5 Ways The Incredibles Is Ayn Randian Propaganda
Most adults love Pixar movies because Pixar movies are awesome. I'm not arguing that point. However, when you're an adult watching a Pixar movie you just kind of experience it like any other flick and go on about your business.
Once you have children you can now expect to watch any given film at least a dozen times in a row until you pray for the sweet release of death in order to not hear cartoon animals talk about friendship. In my house, my daughter has recently rediscovered The Incredibles, or as she calls it, The Amazing I-Man.
Somewhere between the eighth and the ninth run through last week I started to realize that the whole thing is really just a cartoonish representation of the ideas put forward in Atlas Shrugged. It doesn't mesh up perfectly, as we'll see, but sometimes it really is eerie how well the two works compliment each other.
The Fall of the Elite
When The Incredibles opens up we see a society that is openly policed by super-powered ubermensch. These highly gifted individuals perform wonders for society, and receive as their due admiration, obedience, and as implied by the special features on the DVD release some sort of monetary compensation and support for their services from the government.
All that comes crashing down when Mr. Incredible saves a man from suicide and is subsequently and successfully sued in a frivolous lawsuit that sparks a series of legal challenges that unfairly brings the age of the hero to a close. That's exactly how the world of Atlas Shrugged begins its descent as well. Midas Mulligan is sued by people he denied an investment loan to, and a federal judge dedicated to the flawed fairness ideals that are the obsession of the novel's protagonists rules against him. Just as the superheroes in Pixar's world go into hiding, so is Mulligan the first to leave Rand's world to its own devices over the act.
The Weight of the World
What is Mr. Incredible's punishment and purgatory? He goes from feats of daring do to working as an unappreciated insurance agent. In that position he is able to help people, but only from the corruption of his own company, and as evidenced by a mugger he is unable to stop without being fired the world is clearly unable to continue as it did without his and his peers' special gifts.
The insurance company represents two of the three antagonistic forces of Atlas Shrugged First, by nature insurance is inherently socialist. The means of the many to the needs of the few. Yet despite all that it clearly can't (Or won't) help an old lady with a legitimate claim without prodding, and reacts with indifference to a man being injured from assault.
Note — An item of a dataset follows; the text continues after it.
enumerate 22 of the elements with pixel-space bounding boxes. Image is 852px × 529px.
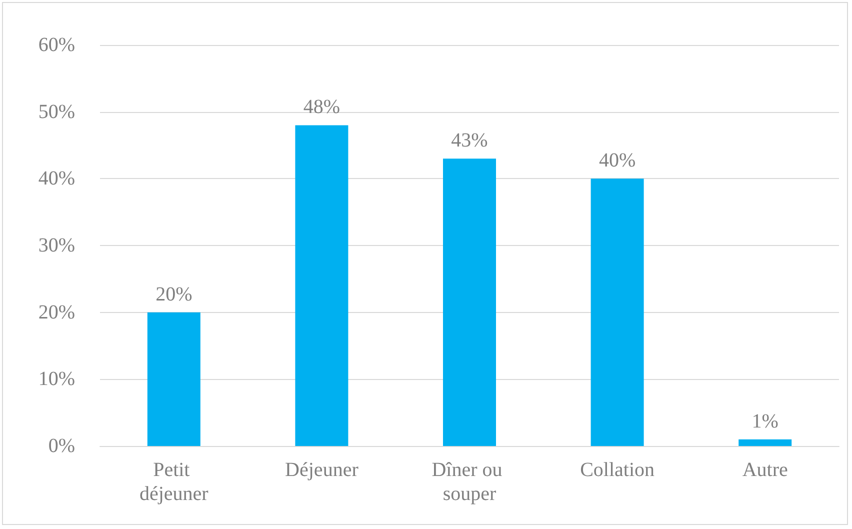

This shows of the other force, inept capitalist unwilling to subvert to their betters. When Mr. Incredible's boss sneers about his profits over the protection of others, he is essentially just like James Taggart trying to circumvent Dagny Taggart's running of their railroad. In both cases a gifted person is in a submissive place from which they can only act covertly because an unfair bureaucracy has placed their inferiors ahead of them in a chosen task.